What Your SBOM Doesn't Say

A software bill of materials is supposed to be the inventory the vulnerability scanner reads from. The pitch is clean: generate the SBOM at build time, store it with the artifact, scan it once a day against the latest CVE feed, get a current list of exposures without re-touching the binary. Two major open standards dominate the conversation: SPDX (with 3.0 as the current revision, but tooling still catching up) and CycloneDX 1.6. Most modern build tools emit at least one.

The pitch survives until you run the same SBOM through two different scanners and get two different vulnerability lists. Which I did, recently, against a routine Java service. Same artifact. Same day. Same NVD snapshot. Two scanners. Findings differed by roughly 30%. The disagreement wasn't a bug in either scanner. It was the SBOM not saying the thing the vulnerability database needed to hear.

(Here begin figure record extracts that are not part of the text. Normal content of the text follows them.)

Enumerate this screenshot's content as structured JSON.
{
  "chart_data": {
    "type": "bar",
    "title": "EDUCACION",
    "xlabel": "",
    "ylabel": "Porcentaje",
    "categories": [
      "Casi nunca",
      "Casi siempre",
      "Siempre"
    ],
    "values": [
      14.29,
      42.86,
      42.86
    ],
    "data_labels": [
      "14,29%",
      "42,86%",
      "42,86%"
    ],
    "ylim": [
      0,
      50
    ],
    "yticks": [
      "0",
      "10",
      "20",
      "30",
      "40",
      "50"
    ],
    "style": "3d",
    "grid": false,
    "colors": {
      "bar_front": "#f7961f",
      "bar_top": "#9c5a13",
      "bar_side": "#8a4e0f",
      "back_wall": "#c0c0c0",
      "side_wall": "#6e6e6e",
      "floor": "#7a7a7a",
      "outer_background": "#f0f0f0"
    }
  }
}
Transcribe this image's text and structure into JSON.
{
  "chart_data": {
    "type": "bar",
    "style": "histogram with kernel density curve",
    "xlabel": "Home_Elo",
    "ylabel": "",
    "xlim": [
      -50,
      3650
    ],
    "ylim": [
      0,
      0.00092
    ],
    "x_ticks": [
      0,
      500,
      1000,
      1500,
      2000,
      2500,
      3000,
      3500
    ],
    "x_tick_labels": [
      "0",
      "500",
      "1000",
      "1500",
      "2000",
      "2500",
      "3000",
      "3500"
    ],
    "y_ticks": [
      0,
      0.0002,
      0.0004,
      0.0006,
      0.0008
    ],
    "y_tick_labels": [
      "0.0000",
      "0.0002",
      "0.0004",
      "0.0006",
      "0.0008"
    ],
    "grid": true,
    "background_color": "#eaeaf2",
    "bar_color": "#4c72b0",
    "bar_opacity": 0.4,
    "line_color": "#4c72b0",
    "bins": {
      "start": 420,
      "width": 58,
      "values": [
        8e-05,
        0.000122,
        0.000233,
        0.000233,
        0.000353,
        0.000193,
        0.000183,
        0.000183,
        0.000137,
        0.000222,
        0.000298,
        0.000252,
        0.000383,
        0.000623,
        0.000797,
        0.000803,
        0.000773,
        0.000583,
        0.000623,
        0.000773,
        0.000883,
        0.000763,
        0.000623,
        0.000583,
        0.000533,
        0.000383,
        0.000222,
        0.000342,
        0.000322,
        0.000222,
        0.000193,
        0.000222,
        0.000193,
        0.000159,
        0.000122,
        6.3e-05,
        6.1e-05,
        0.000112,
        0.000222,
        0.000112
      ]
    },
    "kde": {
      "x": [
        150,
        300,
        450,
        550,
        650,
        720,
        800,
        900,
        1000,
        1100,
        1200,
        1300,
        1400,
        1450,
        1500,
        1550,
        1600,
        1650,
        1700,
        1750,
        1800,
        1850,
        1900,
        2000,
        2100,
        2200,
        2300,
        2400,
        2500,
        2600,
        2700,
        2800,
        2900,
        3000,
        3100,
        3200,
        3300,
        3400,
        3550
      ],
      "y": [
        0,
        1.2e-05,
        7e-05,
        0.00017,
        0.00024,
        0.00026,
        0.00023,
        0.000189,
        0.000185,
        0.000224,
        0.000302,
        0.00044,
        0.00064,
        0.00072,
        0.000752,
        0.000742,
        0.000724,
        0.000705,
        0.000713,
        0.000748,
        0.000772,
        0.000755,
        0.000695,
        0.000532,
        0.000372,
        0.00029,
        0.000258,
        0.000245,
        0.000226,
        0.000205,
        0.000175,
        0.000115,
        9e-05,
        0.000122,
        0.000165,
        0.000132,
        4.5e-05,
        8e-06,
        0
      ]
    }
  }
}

This is a short note on the four places SPDX and CycloneDX diverge in ways that change scanner behavior, and what to do about it.

The component identity problem#

Both formats describe a software component. Both use a name and version. Where they differ is in the identifier the scanner uses to look the component up.

CycloneDX uses Package URL (purl) as the primary identifier. A purl is structured (pkg:maven/org.apache.logging.log4j/log4j-core@2.14.1), namespaced by ecosystem, and unambiguous about which registry the component came from.

SPDX uses SPDXID (a document-local string), PackageName, PackageVersion, and an optional ExternalRefs field that can hold a purl, a cpe22Type, a cpe23Type, or a vendor-specific identifier. The purl in ExternalRefs is optional. Many generators omit it.

The vulnerability databases the scanners read from are keyed differently. NVD is keyed on CPE, which is a versioned-vendor-product-tuple format that pre-dates purl and frequently disagrees with it about a component's identity (NVD might list cpe:2.3:a:apache:log4j:2.14.1 and cpe:2.3:a:apache_software_foundation:log4j:2.14.1 as separate entries). OSV.dev is keyed on purl. GitHub Advisory Database is keyed on purl with CPE as a secondary mapping. Vendor advisories are keyed on whatever the vendor uses.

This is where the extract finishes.